They laid it out, word by word, sentence by sentence. And by the end, Suella Braverman’s reputation lay tattered in the mud. Today’s Supreme Court ruling on the Rwanda scheme was a devastating moment of truth for the former home secretary. It lay bare not just her practical and operational incompetence, but the tawdry nature of her moral disposition.
The manner was forensic and disinterested. The language was technical and legalistic. But there was something profoundly beautiful about what happened this morning. It was a demonstration of the great liberal principle of the division of powers: an independent judiciary, upholding the rule of law against a government misusing executive power. And it did so not to safeguard the powerful, but to protect the most marginalised people on earth.
There will be a lot of bitter, mean-spirited noise about this judgement in the days to come. The Prime Minister will lash out against it. Tory backbenchers will scream themselves hoarse about it. But that was the truth of the matter, if they had eyes to see it. It was a demonstration of why we can still be proud of this country. It’s because of days like today and principles like these. It’s because of the structures we have put in place to restrain the powerful and defend the powerless.
At the heart of the case was the principle of non-refoulement. It sounds esoteric and technical. In fact, it is a basic ethical rule for those who still care about things like human rights. It is a fundamental principle of international law.
The principle is this: countries which receive asylum seekers must never return them to a country where they’re in danger of persecution. No matter what happens, we must make sure that the people fleeing oppression, torture and death are protected from those who would harm them. It is a grand, humane thing, one of those ideas which defines civilisation.
For all Braverman’s talk of leaving the European Convention of Human Rights (ECHR), this principle is established across international law, in multiple treaties the UK has signed up to. The Refugee Convention, the UN Convention against Torture, the UN International Covenant on Civil and Political Rights. The list goes on. It’s also in our domestic law, including the Asylum and Immigration Appeals Act 1993, the Human Rights Act and the Nationality, Immigration and Asylum Act 2002.
At no point have any of the courts which considered this case said the Government is prevented from sending asylum seekers to third countries. But it is still restrained by law. It must demonstrate that the people sent to these countries are not at risk of non-refoulement. And that was where the problem lay.
The UNHCR refugee agency provided two key pieces of damning evidence.

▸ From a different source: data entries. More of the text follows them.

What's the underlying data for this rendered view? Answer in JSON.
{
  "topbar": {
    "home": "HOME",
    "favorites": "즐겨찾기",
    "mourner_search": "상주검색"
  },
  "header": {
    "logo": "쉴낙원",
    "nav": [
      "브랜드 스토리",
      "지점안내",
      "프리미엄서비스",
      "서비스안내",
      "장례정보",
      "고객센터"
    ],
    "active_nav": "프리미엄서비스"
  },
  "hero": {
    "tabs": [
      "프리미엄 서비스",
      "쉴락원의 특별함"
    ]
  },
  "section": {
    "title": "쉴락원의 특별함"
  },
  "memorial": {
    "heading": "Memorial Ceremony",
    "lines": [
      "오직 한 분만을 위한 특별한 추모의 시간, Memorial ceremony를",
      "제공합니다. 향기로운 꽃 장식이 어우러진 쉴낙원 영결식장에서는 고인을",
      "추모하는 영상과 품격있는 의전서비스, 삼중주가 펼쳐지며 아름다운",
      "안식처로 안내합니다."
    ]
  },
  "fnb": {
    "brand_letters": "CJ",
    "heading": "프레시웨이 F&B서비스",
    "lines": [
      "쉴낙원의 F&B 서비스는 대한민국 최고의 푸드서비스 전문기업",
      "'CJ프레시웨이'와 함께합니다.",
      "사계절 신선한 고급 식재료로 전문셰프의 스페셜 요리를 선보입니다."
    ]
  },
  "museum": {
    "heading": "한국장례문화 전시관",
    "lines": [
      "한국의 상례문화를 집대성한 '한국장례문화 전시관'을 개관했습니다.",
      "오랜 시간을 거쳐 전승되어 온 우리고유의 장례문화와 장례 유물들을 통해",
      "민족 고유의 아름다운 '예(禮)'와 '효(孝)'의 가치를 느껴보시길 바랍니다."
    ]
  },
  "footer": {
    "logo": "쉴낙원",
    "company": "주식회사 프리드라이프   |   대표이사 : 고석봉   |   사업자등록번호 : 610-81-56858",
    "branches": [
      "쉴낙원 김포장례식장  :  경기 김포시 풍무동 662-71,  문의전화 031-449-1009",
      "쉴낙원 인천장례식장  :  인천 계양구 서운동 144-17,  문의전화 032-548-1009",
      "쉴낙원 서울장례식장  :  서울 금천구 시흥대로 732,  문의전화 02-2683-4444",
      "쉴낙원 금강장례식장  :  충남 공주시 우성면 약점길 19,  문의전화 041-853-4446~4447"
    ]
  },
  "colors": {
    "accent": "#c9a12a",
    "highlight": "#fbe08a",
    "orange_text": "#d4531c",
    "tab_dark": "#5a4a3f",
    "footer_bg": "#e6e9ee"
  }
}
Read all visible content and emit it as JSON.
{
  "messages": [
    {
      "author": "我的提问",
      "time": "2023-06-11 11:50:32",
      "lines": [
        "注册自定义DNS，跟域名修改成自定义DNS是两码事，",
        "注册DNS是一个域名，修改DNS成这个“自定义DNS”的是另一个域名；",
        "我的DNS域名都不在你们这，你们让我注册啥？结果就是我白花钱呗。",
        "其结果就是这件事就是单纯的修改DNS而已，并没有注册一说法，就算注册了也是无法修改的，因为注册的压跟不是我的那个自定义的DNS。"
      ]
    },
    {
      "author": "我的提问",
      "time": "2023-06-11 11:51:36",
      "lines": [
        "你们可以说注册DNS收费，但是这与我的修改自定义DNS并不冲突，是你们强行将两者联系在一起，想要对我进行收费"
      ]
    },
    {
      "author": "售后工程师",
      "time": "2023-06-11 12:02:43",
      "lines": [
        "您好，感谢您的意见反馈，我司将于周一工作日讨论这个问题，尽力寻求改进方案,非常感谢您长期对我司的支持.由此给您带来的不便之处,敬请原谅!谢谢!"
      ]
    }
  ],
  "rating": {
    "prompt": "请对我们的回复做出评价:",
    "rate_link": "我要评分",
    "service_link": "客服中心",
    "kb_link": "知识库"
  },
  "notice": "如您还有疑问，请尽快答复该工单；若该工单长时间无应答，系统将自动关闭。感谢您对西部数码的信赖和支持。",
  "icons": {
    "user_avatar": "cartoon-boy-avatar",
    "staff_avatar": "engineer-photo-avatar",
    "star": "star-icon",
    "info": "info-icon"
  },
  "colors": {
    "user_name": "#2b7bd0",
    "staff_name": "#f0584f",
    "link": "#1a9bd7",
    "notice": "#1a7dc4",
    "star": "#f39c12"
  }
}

The first was that the Rwanda experiment has already been tried. In 2013, the country signed an agreement with Israel, in which Eritrean and Sudanese asylum seekers would be sent to Rwanda for processing. And what happened? Rwanda broke the agreement. Asylum seekers who arrived in Rwanda were routinely moved clandestinely to Uganda. In three cases, the only thing that prevented refoulement was the direct intervention of the UNHCR.
The second was that Rwanda’s asylum system did not provide asylum seekers with a fair process. And if it didn’t provide a fair process, it could not guarantee that it prevented refoulement.
Decisions are initially made by Rwandan government ministers, rather than officials or judges. Some asylum claims were summarily rejected, without written reasons and no right of appeal. Where written reasons are provided, they are often perfunctory. There has quite literally never been an appeal against an asylum decision. There was a 100 per cent rejection rate during 2020-2022 for nationals of Afghanistan, Syria and Yemen – citizens from live war zones who are nearly always granted refugee status in the UK.
There was simply no empirical or logical basis for the Government to claim that Rwanda was a safe country. It patently was not. It could not guarantee non-refoulement.
This has been a grotesque spectacle of inadequacy. Conservatives have spent the last few months ranting about leaving the ECHR, but that wouldn’t even work. As the court laid out today, the principle of non-refoulement is in multiple treaties and pieces of domestic legislation. We could leave the ECHR and the Rwanda policy would still be unlawful.
The Government could have spent the last few months working with Rwanda to improve its asylum system. It could have tried to make sure that it addressed the evidence from the UNHCR. That might have addressed the concerns of the court. It did not do so. Instead, it spent the time blathering on about the ECHR, despite the fact it wouldn’t even solve the problem they had created.
Even if it had done that, it would still have been pointless. Rwanda made a total of 487 asylum decisions in 2021. As of July 2023, there were 136,779 cases in the UK asylum backlog. It’s barely a drop in the ocean. Even if it was legal, Rwanda provides no solution to the Government’s asylum problem.
This whole thing has been a colossal waste of time. And throughout that time, we could have put the time and money into simply processing asylum claims in the UK and reducing the backlog.
It’s been a bitter, shameful story. But for all that, there is at least this one moment of hope. The courts will uphold the rule of law, even if the Government will not. Britain’s constitutional arrangements work to defend human rights, even when secretaries of state try to undermine them. There are still things to be proud of in this country. There are still things to believe in. And this morning provided a demonstration of them.